Layer 3 — Attribution Windows (This Is Critical):
Your 0.9x ROAS in US screams “wrong attribution window.” Most cross-border campaigns default to 7-day, but:
- E-commerce US: 1-3 days (fast purchase cycles)
- SaaS US: 7-30 days (consideration happens)
- Russia: Often 1-2 days (faster impulse purchases)
You probably need 3-day or 7-day for US, 1-day for Russia.
Layer 4 — The Dashboard Structure:
Metric | Russia YTD | Russia Last Campaign | Variance | US YTD | US Last Campaign | Variance
CPA | $X | $X | +/-% | $Y | $Y | +/-%
ROAS | 3.2x | 2.8x | +14% | 0.9x | 1.1x | -18%
CAC Payback | 1.2 mo | 1.5 mo | ↑ faster | 2.8 mo | 2.5 mo | ↓ slower
You’re not comparing Russia to US; you’re tracking each market independently against its own history.
One final thought: Get a data analyst on your team or outsource this to someone who specializes in cross-market attribution. This isn’t something you can accurately manage in a spreadsheet. The time you’ll save in clarity is worth the cost.
What’s your current attribution tool setup?
I work with a lot of brands on this, and here’s what I’ve noticed: different markets have different influencer dynamics too.
In Russia, influencers often have super-engaged, tight-knit communities. Smaller follower counts, but intense loyalty. Engagement is immediate and authentic-feeling.
In the US, influencer dynamics are different. Larger follower counts, but engagement patterns are more spread out. It feels less intimate.
So when you compare metrics, you’re not just comparing audience behavior—you’re comparing different types of influencer-audience relationships.
This affects ROI in ways that pure metrics don’t capture. A Russian macro-influencer with 200K followers might deliver authentic engagement with 8% rates. A US influencer with 200K followers might deliver wider reach with 2% rates but better conversion downstream.
What I recommend:
- When briefing influencers in each market, be explicit about what you’re optimizing for (engagement? reach? conversion?)
- Track quality metrics, not just numbers (sentiment, audience relevance, repeat engagement)
- Build relationships with influencers in each market so you understand their audience better
I’ve actually found that direct conversations with influencers about their audience behavior can teach you more than any analytics dashboard.
Want to set up a call to talk through this? Sometimes it helps to map out the influencer landscape in each market.
This is a classic cross-market problem I see constantly. Here’s my systematic approach:
Step 1: Audit Your Current System
- What tools are tracking what?
- Are the definitions identical across tools?
- What’s your attribution window per market? (This is usually where everything breaks)

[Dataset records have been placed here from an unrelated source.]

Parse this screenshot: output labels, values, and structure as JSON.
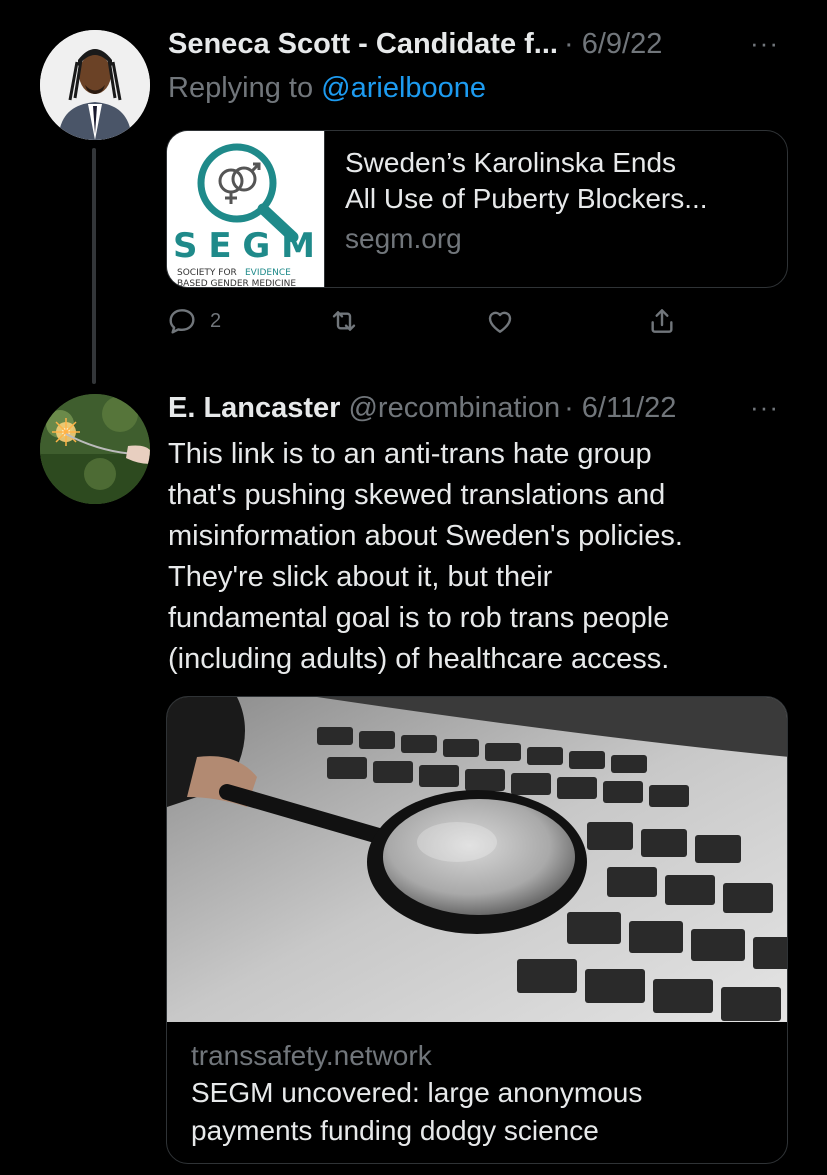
{
  "tweet1": {
    "display_name": "Seneca Scott - Candidate f...",
    "date": "· 6/9/22",
    "more": "···",
    "replying_prefix": "Replying to",
    "replying_to": "@arielboone",
    "card": {
      "title_line1": "Sweden’s Karolinska Ends",
      "title_line2": "All Use of Puberty Blockers...",
      "domain": "segm.org",
      "logo_text": "SEGM",
      "logo_sub1": "SOCIETY FOR",
      "logo_sub1_accent": "EVIDENCE",
      "logo_sub2": "BASED GENDER MEDICINE"
    },
    "reply_count": "2",
    "icons": [
      "reply-icon",
      "retweet-icon",
      "like-icon",
      "share-icon"
    ]
  },
  "tweet2": {
    "display_name": "E. Lancaster",
    "handle": "@recombination",
    "date": "· 6/11/22",
    "more": "···",
    "body_lines": [
      "This link is to an anti-trans hate group",
      "that's pushing skewed translations and",
      "misinformation about Sweden's policies.",
      "They're slick about it, but their",
      "fundamental goal is to rob trans people",
      "(including adults) of healthcare access."
    ],
    "card": {
      "domain": "transsafety.network",
      "title_line1": "SEGM uncovered: large anonymous",
      "title_line2": "payments funding dodgy science"
    }
  },
  "colors": {
    "background": "#000000",
    "text_primary": "#e7e9ea",
    "text_secondary": "#71767b",
    "link": "#1d9bf0",
    "border": "#2f3336",
    "segm_teal": "#1f8a8a"
  }
}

Step 2: Establish Ground Truth for Each Market
- Run one perfect metric per market independently
- For you, I’d suggest: Customer Acquisition Cost (CAC). This is harder to misinterpret.

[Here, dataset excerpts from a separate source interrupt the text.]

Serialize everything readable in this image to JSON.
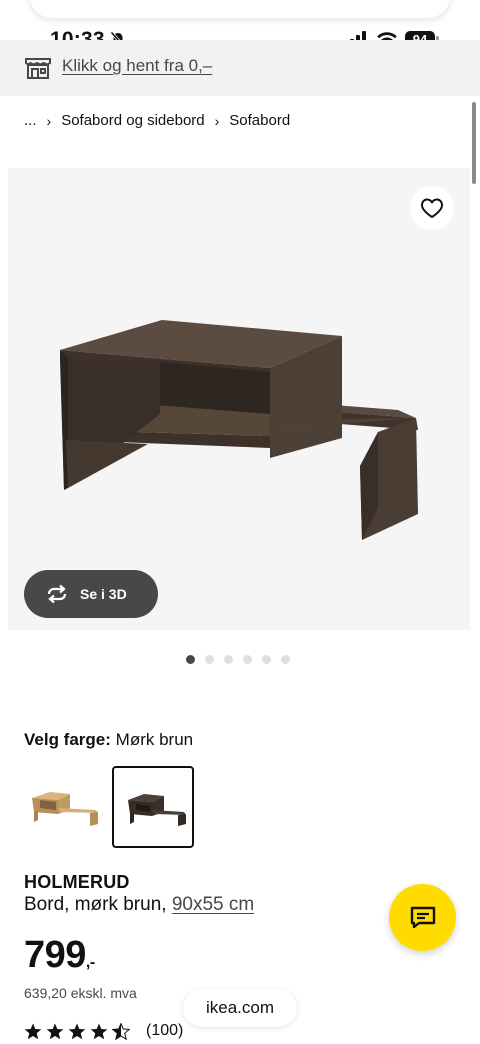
{
  "status_bar": {
    "time": "10:33",
    "battery": "94"
  },
  "banner": {
    "link_text": "Klikk og hent fra 0,–",
    "icon": "store-icon"
  },
  "breadcrumb": {
    "ellipsis": "...",
    "items": [
      "Sofabord og sidebord",
      "Sofabord"
    ]
  },
  "gallery": {
    "view_3d_label": "Se i 3D",
    "dots_count": 6,
    "active_dot": 0,
    "favorite_icon": "heart-icon"
  },
  "color_picker": {
    "label": "Velg farge:",
    "selected": "Mørk brun",
    "options": [
      "light-wood",
      "dark-brown"
    ]
  },
  "product": {
    "name": "HOLMERUD",
    "description": "Bord, mørk brun,",
    "dimensions": "90x55 cm",
    "price": "799",
    "price_suffix": ",-",
    "price_ex_vat": "639,20 ekskl. mva",
    "rating": 4.5,
    "review_count": "(100)"
  },
  "browser": {
    "url": "ikea.com"
  },
  "colors": {
    "accent_yellow": "#ffdb00",
    "dark_gray": "#484848",
    "wood_dark": "#4a3d34",
    "wood_light": "#c9a36b"
  }
}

- Russia CAC: $X. US CAC: $Y. These might be different—that’s okay.
- Track whether each is improving or declining over time.
Step 3: Build a Comparative Framework
- Stop trying to compare raw numbers (3.2x vs 0.9x)
- Instead, compare performance trends
- Is Russia ROAS up or down quarter-over-quarter?
- Is US ROAS up or down quarter-over-quarter?
- Both improving? Both declining? You have actionable insight.
Step 4: Segment Your Reporting
- Market-specific reports (Russia report shows Russia data + Russian benchmarks)
- Separate reporting (not comparative)
- Executive summary (which markets are improving, which need attention)
Step 5: Implement Properly
- Use a tool like Mixpanel, Amplitude, or hire a data engineer
- Don’t try to spreadsheet this. You’ll miss something.
- Build the system once, properly, then monitor it.
The 0.9x ROAS is probably real, but it might also just indicate that your US campaign needs different optimization—different creators, different positioning, different timing. Not necessarily a failure.
How much budget are you allocating to analytics infrastructure?